Its common to portray large multinational corporations as selfishly concerned with the bottom line and willing to trample over environmental and ethical concerns in the quest for the dollar. So I’ve been interested to read some people solidly on the left/environmental side make the point that this ignores the fact that they are also often exposed to disproportionately large risks to their reputation, which may make them behave more ethically than their smaller regional counterparts who don’t face the same scrutiny.
Peter Singer in his book The Ethics Of What We Eat, gives qualified support for McDonalds over most small take away food companies on the basis of their higher ethical standards. This article in The Guardian sums up the essence of his message:
Singer’s arguments are a challenge to knee-jerk antiglobalisation campaigners for whom McDonald’s is an unmitigated evil. Trapped in a small town and forced to choose an independent takeaway or the golden arches, Singer would plump for the latter (as his book points out, in the US, McDonald’s has insisted its eggs come from hens given more space than the legal minimum, among other “ethical” innovations). “The fact that a big chain has a national and international reputation to protect means they need to be a bit more cautious about what they are doing than someone who has no brand and is not going to suffer from any kind of disclosure,” he says.

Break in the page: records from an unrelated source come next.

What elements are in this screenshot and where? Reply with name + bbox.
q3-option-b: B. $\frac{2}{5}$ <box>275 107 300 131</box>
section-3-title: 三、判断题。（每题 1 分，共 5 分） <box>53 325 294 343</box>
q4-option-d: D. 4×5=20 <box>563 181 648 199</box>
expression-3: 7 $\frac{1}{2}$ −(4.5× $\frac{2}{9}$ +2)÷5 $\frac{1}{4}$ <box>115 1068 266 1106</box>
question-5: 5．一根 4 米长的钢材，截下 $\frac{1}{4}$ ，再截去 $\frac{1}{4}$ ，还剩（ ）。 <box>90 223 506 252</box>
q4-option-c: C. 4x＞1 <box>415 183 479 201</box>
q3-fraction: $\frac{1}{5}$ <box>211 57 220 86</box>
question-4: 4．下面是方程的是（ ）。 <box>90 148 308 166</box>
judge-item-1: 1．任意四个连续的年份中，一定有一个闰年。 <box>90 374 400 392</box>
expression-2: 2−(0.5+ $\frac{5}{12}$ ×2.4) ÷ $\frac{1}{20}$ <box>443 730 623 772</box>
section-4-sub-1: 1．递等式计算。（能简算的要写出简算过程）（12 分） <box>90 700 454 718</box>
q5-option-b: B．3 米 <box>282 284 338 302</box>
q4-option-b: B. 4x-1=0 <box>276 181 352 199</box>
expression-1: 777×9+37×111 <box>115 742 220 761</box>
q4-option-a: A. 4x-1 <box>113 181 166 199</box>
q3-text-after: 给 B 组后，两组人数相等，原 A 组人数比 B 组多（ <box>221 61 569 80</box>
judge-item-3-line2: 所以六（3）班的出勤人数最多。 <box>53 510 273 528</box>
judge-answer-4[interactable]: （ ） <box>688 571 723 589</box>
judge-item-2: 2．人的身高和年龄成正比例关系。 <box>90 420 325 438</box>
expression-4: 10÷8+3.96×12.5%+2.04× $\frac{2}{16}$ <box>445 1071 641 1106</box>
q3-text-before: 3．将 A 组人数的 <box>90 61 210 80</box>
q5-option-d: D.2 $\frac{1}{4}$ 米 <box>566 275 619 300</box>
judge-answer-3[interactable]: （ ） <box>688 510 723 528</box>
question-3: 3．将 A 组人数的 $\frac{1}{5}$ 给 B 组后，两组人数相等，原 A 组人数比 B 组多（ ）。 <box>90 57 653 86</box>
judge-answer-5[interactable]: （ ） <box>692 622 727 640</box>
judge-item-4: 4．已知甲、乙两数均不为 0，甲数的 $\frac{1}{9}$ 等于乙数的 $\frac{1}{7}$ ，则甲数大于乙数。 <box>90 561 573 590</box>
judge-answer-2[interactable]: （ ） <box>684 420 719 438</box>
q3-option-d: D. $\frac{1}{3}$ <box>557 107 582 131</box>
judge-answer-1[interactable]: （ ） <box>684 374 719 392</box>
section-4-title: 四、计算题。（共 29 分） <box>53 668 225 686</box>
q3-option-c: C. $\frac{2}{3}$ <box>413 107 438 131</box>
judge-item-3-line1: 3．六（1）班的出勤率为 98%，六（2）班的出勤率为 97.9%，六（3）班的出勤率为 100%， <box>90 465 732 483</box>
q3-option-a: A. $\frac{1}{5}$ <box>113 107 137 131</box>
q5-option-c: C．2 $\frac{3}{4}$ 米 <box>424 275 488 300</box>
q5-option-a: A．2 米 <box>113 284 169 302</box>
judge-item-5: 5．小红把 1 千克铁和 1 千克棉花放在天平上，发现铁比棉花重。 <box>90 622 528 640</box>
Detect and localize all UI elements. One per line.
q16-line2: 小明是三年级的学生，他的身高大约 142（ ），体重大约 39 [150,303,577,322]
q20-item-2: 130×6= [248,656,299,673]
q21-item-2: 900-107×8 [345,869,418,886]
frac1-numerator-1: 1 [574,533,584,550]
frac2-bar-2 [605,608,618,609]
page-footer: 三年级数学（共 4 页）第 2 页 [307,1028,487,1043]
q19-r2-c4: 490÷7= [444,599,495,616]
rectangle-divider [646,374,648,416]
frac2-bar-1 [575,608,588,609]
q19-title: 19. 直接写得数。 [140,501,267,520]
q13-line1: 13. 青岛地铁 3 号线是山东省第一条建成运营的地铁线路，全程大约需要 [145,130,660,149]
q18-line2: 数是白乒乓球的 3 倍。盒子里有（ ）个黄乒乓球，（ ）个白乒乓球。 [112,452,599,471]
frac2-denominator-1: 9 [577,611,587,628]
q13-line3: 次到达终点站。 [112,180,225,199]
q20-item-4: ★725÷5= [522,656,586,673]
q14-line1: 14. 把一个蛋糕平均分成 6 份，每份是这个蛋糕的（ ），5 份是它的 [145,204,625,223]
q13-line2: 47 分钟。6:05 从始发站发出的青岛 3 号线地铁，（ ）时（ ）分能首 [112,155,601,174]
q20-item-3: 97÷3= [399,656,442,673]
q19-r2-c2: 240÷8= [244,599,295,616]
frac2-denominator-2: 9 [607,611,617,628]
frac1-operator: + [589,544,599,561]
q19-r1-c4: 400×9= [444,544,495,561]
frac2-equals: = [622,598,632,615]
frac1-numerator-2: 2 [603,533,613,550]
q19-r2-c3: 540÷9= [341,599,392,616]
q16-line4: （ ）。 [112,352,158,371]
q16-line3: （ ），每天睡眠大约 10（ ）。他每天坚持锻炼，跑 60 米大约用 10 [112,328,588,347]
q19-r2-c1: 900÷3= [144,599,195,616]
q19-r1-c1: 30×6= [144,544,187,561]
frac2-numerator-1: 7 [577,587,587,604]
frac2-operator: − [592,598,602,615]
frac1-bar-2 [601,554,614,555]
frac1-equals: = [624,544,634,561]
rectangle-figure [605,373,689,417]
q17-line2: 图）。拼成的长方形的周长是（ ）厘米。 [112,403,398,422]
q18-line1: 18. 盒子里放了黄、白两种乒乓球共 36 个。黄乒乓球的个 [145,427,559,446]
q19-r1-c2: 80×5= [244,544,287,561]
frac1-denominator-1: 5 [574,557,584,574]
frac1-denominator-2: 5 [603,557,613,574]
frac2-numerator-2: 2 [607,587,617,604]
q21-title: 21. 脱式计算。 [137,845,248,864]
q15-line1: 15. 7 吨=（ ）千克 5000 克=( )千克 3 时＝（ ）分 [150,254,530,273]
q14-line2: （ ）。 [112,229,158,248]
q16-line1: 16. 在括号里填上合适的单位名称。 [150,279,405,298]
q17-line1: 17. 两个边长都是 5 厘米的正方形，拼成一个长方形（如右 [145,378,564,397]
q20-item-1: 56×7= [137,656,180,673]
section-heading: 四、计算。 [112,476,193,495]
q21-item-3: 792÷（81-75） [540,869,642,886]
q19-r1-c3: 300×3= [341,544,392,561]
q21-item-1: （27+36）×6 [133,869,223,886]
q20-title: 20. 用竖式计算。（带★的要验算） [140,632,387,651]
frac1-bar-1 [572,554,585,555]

Similarly Jared Diamond wrote in his book Collapse that some large mining companies were much more ethical in their behaviour than smaller companies were. Small mining companies may not outlast their mine and go broke leaving a large mess for the public to clean up. Larger companies with reputation and on going business to protect may perform better on ethical and environmental grounds, cleaning up messes and generally putting considerable effort into minimizing environmental impact.
He expresses some of this sentiment in this American Scientist interview.
And the other big surprise is what goes on in the business world, because eight years ago I, like many people, had naively thought of big businesses as usually making messes and being evil and usually being concerned only with the bottom line and being an unstoppable force. But having been engaged with oil companies and mining companies and logging companies in recent years, I’ve seen that, yes, some of those companies were even worse than most of us believe, but some of them are far better and do a much more effective job of taking care of their environment than even the National Park Service does—not out of charity, but because they’ve discovered that it’s cheaper for them to take care of the environment and thereby minimize the risks of a $4 billion Exxon Valdez or Santa Barbara oil-spill blowout.
Also in this interview he expands his point.
The short message of my chapter on big businesses is that people who are concerned about environmental problems tend to think of big business as being evil, selfish, only concerned with the bottom line; that they are among the most destructive in society today. That certainly used to be my attitude towards big businesses until—what was it?—seven years ago, when I started getting involved with oil companies, and then learning more about mining companies.
The brief answer is that there are some big businesses which are terrible, just as bad as we all think, and there are some big businesses that are doing a terrific job, and that are the most potent forces for sane environmental policies today.
For example, the international oil companies. We love to hate the international oil companies. For the most part, they cleaned up their act twenty years ago, because they had some very bad experiences. They had the Exxon Valdez oil spill, which cost Exxon something like $4 billion. They hid the Piper Alpha fire in the North Sea that killed 170 people and produced big lawsuits against Occidental. Even earlier, they had the Santa Barbara blowout.
So the international oil companies have largely cleaned up their act. They’ve shifted to double-hulled tankers. You still read about tankers having spills, but those tankers don’t belong to big oil companies; they belong to small companies.
Again, with the oil industry, we think of the Alaska Wildlife Refuge: those evil people wanting to drill in the Alaska Wildlife Refuge. But my friends in the big oil companies tell me they don’t want to drill in the Alaska Wildlife Refuge, it’s the government that does.
So that’s oil.
In the mining industry, different kinds of mining are very different. Copper mining is dirty; gold mining is even worse. Borax mining is clean; the cleanest mine in the United States is a Borax mine in Death Valley run by Rio Tinto. Platinum and palladium mining in Montana is done very cleanly. So different types of mining are different. It all has to do, partly, with different impacts involved with different types of mining, and then also, among mining companies, Rio Tinto got burned like Exxon. Rio Tinto owned the big copper mine in Papua New Guinea that triggered civil war and got closed down, so Rio Tinto lost several billion dollars. Rio Tinto learned their lesson, whereas other mining companies haven’t.
The reputation of a brand for many large corporations is perhaps the most important thing and all decisions must be made with a view as to what that loss of reputation may cost. With modern communications its much more difficult to keep operations in remote countries free from scrutiny, and potential backlash can occur globally from local incidents.
While in many cases it is only through scrutiny and criticism that these companies are kept behaving ethically, it does well to remember that those who aren’t being scrutinised so closely may well be worse and opposition to multi-national corporations can often be misplaced. Often they are the most vulnerable to criticism, and amenable to reform.